Don’t Confuse Triplejack Poker With Roulette
Written by Tom Somach in Poker NewsBY TOM SOMACH
As more and more real-money Internet poker rooms either limit their customers bases to certain countries or shut down completely–because of legal pressures–another type of Internet poker room is becoming more and more popular.
So-called “free” poker sites that aren’t really free but get around the law by charging a “membership fee” to join the site and play for cash and prizes are popping up all over the Internet.
One such website–Triplejack (www.triplejack.com)–even goes so far as to refer to itself on its website as a “poker club.”
Because websites like Triplejack are technically not charging players for chips so they may play poker for cash, but instead are charging them a fee to then play free, many such websites feel bold enough to actually operate from the U.S., where laws against online gambling are in effect.
Triplejack, for example, is run from Coral Springs, Fla., while Bet Zip (www.betzip.com), a similar operation which PokerHelper.com previously profiled, operates from San Francisco, Calif.
One thing that makes Triplejack particularly unusual–perhaps unique–is a rule that bans players from confusing poker with roulette.
On a portion of the Triplejack website dedicated to “Triplejack Poker Rules,” an assortment of banned activities for players is listed.
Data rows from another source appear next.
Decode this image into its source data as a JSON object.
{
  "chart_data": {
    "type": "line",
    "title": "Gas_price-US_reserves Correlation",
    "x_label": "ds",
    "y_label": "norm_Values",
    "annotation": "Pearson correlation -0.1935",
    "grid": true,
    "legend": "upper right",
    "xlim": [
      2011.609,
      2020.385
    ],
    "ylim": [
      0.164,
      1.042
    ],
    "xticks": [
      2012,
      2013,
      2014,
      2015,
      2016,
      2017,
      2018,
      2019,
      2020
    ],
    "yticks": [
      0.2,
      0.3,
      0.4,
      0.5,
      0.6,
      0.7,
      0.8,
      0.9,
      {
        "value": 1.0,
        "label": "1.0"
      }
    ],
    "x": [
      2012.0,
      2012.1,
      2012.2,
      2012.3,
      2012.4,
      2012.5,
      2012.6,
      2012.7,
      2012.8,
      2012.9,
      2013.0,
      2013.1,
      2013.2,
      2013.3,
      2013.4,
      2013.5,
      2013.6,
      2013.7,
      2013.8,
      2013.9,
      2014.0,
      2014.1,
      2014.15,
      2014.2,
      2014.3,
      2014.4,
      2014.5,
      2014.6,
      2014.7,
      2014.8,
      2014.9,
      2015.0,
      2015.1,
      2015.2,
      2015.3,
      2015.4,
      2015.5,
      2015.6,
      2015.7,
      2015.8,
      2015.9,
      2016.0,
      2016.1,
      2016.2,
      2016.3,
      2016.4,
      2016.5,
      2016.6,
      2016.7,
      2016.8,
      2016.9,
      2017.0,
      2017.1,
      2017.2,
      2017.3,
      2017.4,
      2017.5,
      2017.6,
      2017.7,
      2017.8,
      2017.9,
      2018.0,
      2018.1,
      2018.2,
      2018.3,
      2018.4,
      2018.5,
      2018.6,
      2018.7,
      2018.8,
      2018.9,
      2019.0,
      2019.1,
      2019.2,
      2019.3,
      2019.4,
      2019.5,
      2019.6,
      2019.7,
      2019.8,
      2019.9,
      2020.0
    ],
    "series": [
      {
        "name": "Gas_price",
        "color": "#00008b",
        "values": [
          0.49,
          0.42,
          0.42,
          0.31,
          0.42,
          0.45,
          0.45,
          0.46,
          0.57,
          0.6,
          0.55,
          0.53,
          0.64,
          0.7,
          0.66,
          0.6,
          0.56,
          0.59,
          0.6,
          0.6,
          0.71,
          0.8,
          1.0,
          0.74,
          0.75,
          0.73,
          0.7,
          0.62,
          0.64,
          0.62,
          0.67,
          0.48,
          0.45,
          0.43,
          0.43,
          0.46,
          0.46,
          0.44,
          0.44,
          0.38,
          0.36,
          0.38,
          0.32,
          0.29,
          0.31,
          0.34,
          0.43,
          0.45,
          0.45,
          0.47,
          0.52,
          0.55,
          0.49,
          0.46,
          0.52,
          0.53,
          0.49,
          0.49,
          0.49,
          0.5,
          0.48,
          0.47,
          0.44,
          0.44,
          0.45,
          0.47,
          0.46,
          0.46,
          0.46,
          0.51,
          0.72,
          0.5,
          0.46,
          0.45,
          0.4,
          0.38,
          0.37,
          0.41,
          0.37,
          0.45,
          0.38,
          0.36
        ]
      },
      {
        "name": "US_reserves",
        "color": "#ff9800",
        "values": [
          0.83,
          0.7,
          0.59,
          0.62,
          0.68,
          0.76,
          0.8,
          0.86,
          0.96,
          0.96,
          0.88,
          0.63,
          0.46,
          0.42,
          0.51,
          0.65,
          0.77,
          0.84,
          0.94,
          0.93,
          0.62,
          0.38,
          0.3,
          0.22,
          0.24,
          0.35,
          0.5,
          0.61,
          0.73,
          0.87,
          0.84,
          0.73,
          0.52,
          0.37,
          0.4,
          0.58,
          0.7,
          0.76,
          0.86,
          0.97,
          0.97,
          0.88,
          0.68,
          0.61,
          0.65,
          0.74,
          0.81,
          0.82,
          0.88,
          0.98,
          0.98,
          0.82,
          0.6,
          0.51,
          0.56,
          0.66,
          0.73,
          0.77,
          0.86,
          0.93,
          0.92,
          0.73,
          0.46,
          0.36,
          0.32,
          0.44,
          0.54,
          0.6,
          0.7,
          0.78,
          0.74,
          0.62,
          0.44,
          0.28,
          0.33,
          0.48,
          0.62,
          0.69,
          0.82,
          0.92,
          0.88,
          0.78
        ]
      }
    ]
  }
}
One of those banned activities is: “going all-in on every hand, thus reducing each hand to a roulette game rather than poker.”
A website is free to make and enforce any rules it wants, of course.
But if a game it offers is being billed as no-limit Texas hold ‘em poker, even though players can’t go all-in whenever they want, then it isn’t really no-limit Texas hold ‘em or even poker, is it?
After all, isn’t that the essence of no-limit Texas hold ‘em–that any and all players can go all-in at any moment?
And isn’t that the basis for an excitement factor that no other form of poker holds?
It’s no accident that of all the different kinds of poker that exist, no-limit Texas hold ‘em is the one featured in the main event of tournaments such as the World Series of Poker.
Nor is it a fluke that 99% of the poker-playing you see on television is no-limit Texas hold ‘em.